Parameter-free and fast nonlinear piecewise filtering. Application to experimental physics

TL;DR

This paper introduces a parameter-free, fast nonlinear filtering method for analyzing signals and images with piecewise homogeneous phases, especially effective in low signal-to-noise scenarios in experimental physics.

Contribution

It presents a unified nonlinear filtering approach with automated hyperparameter tuning, based on proximal algorithms and Stein estimator principles, suitable for large datasets.

Findings

Effective filtering of low SNR signals in physics experiments

Automated hyperparameter tuning enhances usability

Fast algorithms enable analysis of large datasets

Abstract

Numerous fields of nonlinear physics, very different in nature, produce signals and images, that share the common feature of being essentially constituted of piecewise homogeneous phases.
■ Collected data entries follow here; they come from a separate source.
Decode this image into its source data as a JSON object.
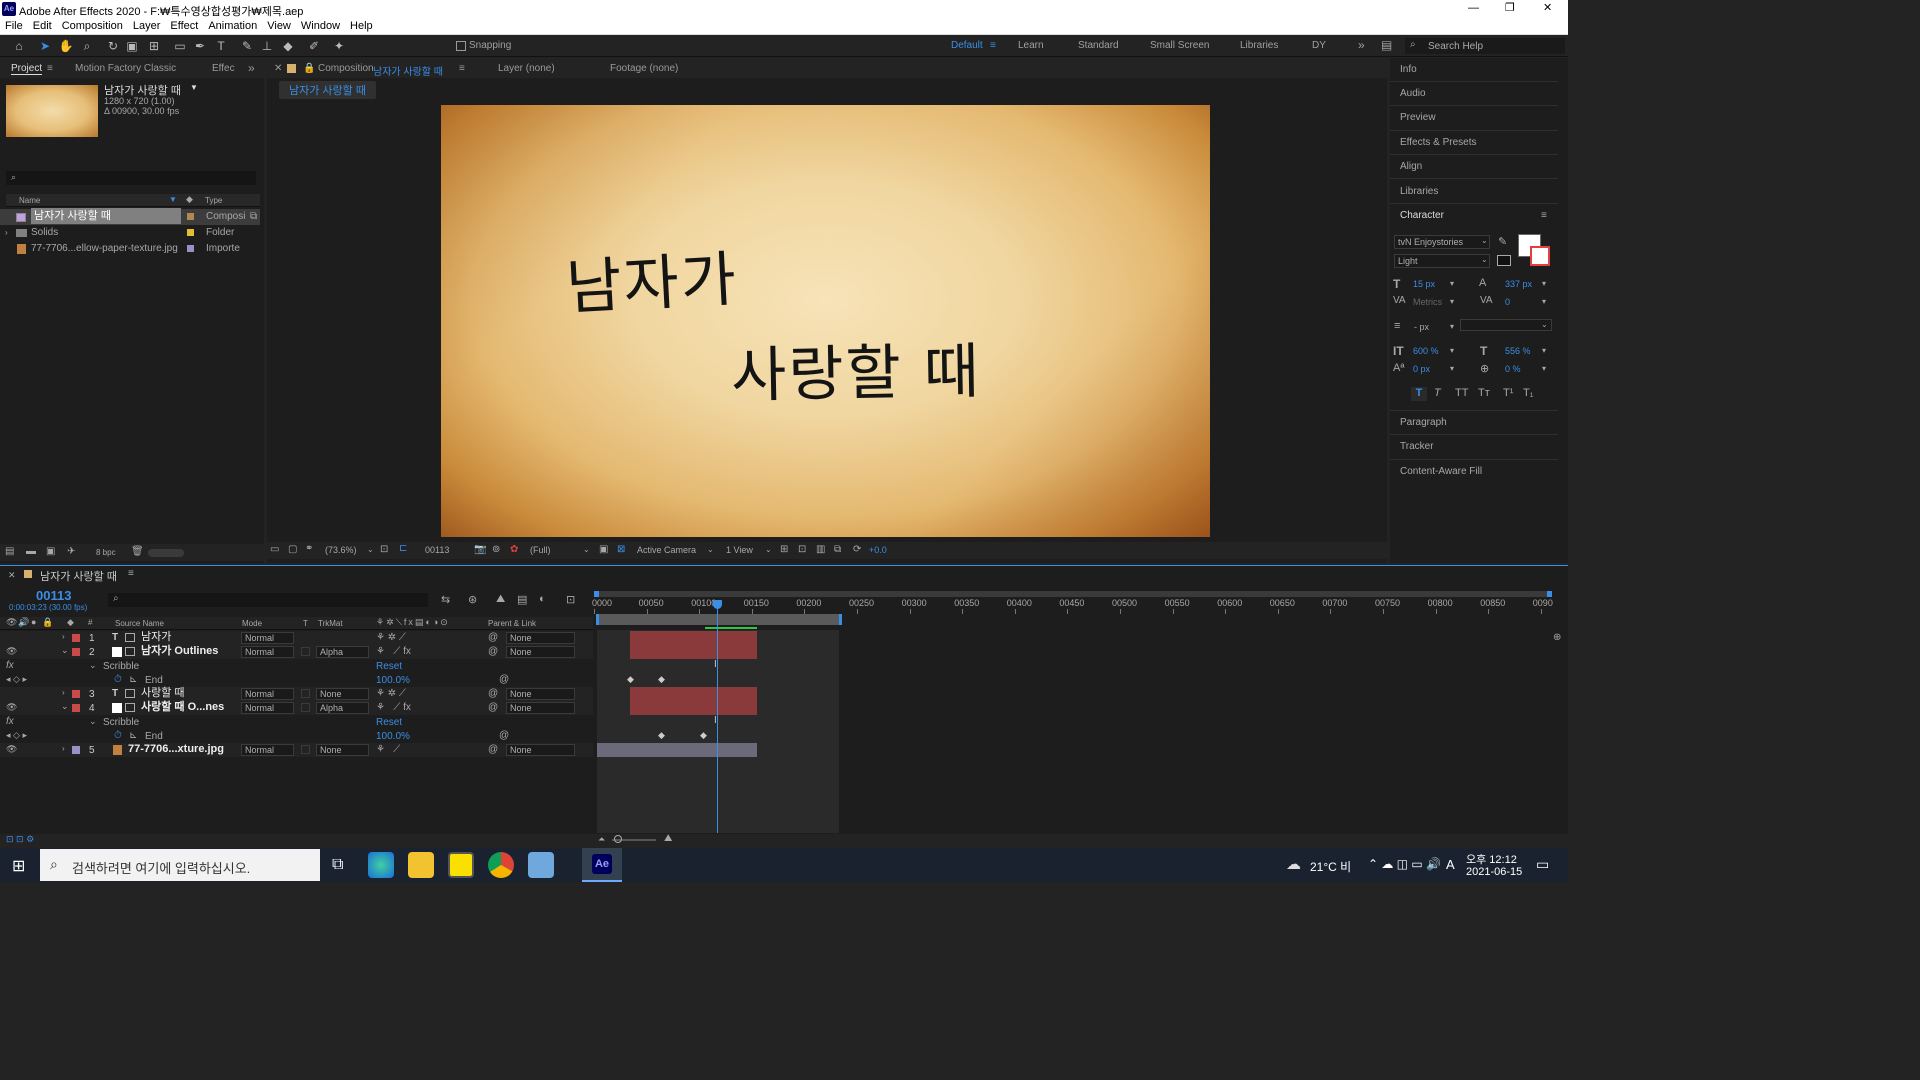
{
  "window": {
    "title": "Adobe After Effects 2020 - F:₩특수영상합성평가₩제목.aep",
    "app_badge": "Ae",
    "min": "—",
    "max": "❐",
    "close": "✕"
  },
  "menu": [
    "File",
    "Edit",
    "Composition",
    "Layer",
    "Effect",
    "Animation",
    "View",
    "Window",
    "Help"
  ],
  "toolbar": {
    "snapping": "Snapping",
    "workspaces": [
      "Default",
      "Learn",
      "Standard",
      "Small Screen",
      "Libraries",
      "DY"
    ],
    "more": "»",
    "search_placeholder": "Search Help"
  },
  "project": {
    "tabs": [
      "Project",
      "Motion Factory Classic",
      "Effec"
    ],
    "more": "»",
    "comp_name": "남자가 사랑할 때",
    "comp_size": "1280 x 720 (1.00)",
    "comp_duration": "Δ 00900, 30.00 fps",
    "col_name": "Name",
    "col_type": "Type",
    "items": [
      {
        "name": "남자가 사랑할 때",
        "type": "Composi",
        "color": "#b08850"
      },
      {
        "name": "Solids",
        "type": "Folder",
        "color": "#e0c030"
      },
      {
        "name": "77-7706...ellow-paper-texture.jpg",
        "type": "Importe",
        "color": "#9a90c8"
      }
    ],
    "bpc": "8 bpc"
  },
  "viewer": {
    "tab_comp": "Composition",
    "tab_comp_name": "남자가 사랑할 때",
    "tab_layer": "Layer (none)",
    "tab_footage": "Footage (none)",
    "breadcrumb": "남자가 사랑할 때",
    "line1": "남자가",
    "line2": "사랑할 때",
    "zoom": "(73.6%)",
    "time": "00113",
    "resolution": "(Full)",
    "camera": "Active Camera",
    "views": "1 View",
    "exposure": "+0.0"
  },
  "right_panel": {
    "sections_top": [
      "Info",
      "Audio",
      "Preview",
      "Effects & Presets",
      "Align",
      "Libraries"
    ],
    "character": "Character",
    "font": "tvN Enjoystories",
    "style": "Light",
    "font_size": "15 px",
    "leading": "337 px",
    "kerning": "Metrics",
    "tracking": "0",
    "stroke_unit": "- px",
    "vscale": "600 %",
    "hscale": "556 %",
    "baseline": "0 px",
    "tsume": "0 %",
    "styles": [
      "T",
      "T",
      "TT",
      "Tт",
      "T¹",
      "T₁"
    ],
    "sections_bottom": [
      "Paragraph",
      "Tracker",
      "Content-Aware Fill"
    ]
  },
  "timeline": {
    "comp_tab": "남자가 사랑할 때",
    "timecode": "00113",
    "timecode_sub": "0:00:03:23 (30.00 fps)",
    "headers": {
      "num": "#",
      "source": "Source Name",
      "mode": "Mode",
      "t": "T",
      "trkmat": "TrkMat",
      "parent": "Parent & Link"
    },
    "ruler": [
      "0000",
      "00050",
      "00100",
      "00150",
      "00200",
      "00250",
      "00300",
      "00350",
      "00400",
      "00450",
      "00500",
      "00550",
      "00600",
      "00650",
      "00700",
      "00750",
      "00800",
      "00850",
      "0090"
    ],
    "layers": [
      {
        "num": "1",
        "name": "남자가",
        "mode": "Normal",
        "trkmat": "",
        "parent": "None",
        "color": "#c84a4a",
        "type": "T"
      },
      {
        "num": "2",
        "name": "남자가 Outlines",
        "mode": "Normal",
        "trkmat": "Alpha",
        "parent": "None",
        "color": "#c84a4a",
        "type": "S"
      },
      {
        "num": "3",
        "name": "사랑할 때",
        "mode": "Normal",
        "trkmat": "None",
        "parent": "None",
        "color": "#c84a4a",
        "type": "T"
      },
      {
        "num": "4",
        "name": "사랑할 때 O...nes",
        "mode": "Normal",
        "trkmat": "Alpha",
        "parent": "None",
        "color": "#c84a4a",
        "type": "S"
      },
      {
        "num": "5",
        "name": "77-7706...xture.jpg",
        "mode": "Normal",
        "trkmat": "None",
        "parent": "None",
        "color": "#9a90c8",
        "type": "I"
      }
    ],
    "effect_name": "Scribble",
    "reset": "Reset",
    "prop_name": "End",
    "prop_value": "100.0%"
  },
  "taskbar": {
    "search": "검색하려면 여기에 입력하십시오.",
    "weather": "21°C 비",
    "ime": "A",
    "time": "오후 12:12",
    "date": "2021-06-15"
  }
}
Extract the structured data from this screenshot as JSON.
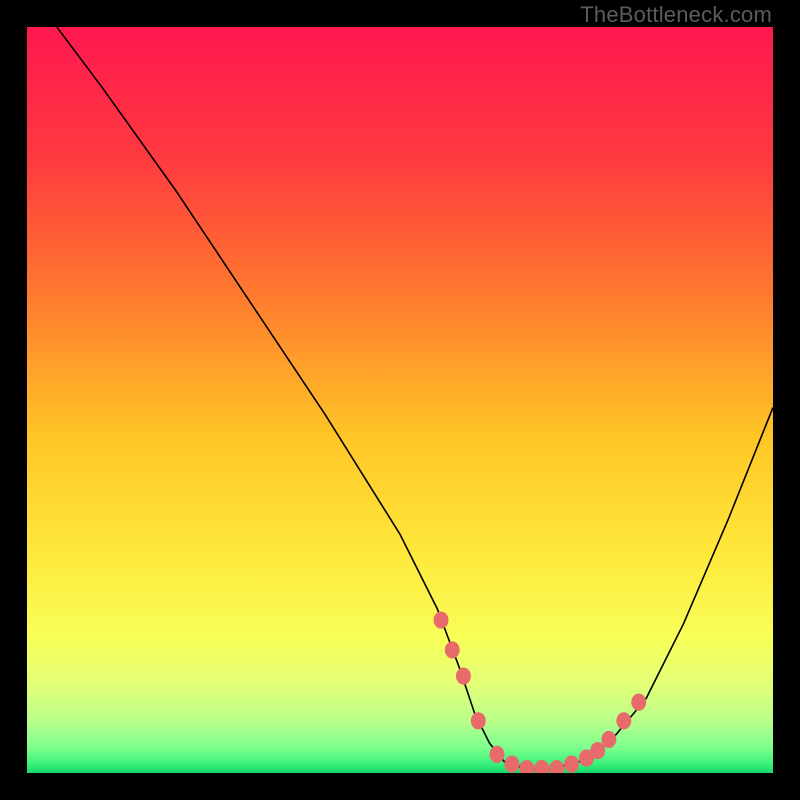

Analyzing signals and images from corresponding experiments to construct relevant physical interpretations thus often requires detecting such phases and estimating accurately their characteristics (borders, feature differences, ...). However, situations of physical relevance often comes with low to very low signal to noise ratio precluding the standard use of classical linear filtering for analysis and denoising and thus calling for the design of advanced nonlinear signal/image filtering techniques. Additionally, when dealing with experimental physics signals/images, a second limitation is the large amount of data that need to be analyzed to yield accurate and relevant conclusions requiring the design of fast algorithms. The present work proposes a unified signal/image nonlinear filtering procedure, with fast algorithms and a data-driven automated hyperparameter tuning, based on proximal algorithms and Stein unbiased estimator principles. The interest and potential of these tools are illustrated at work on low-confinement solid friction signals and porous media multiphase flows.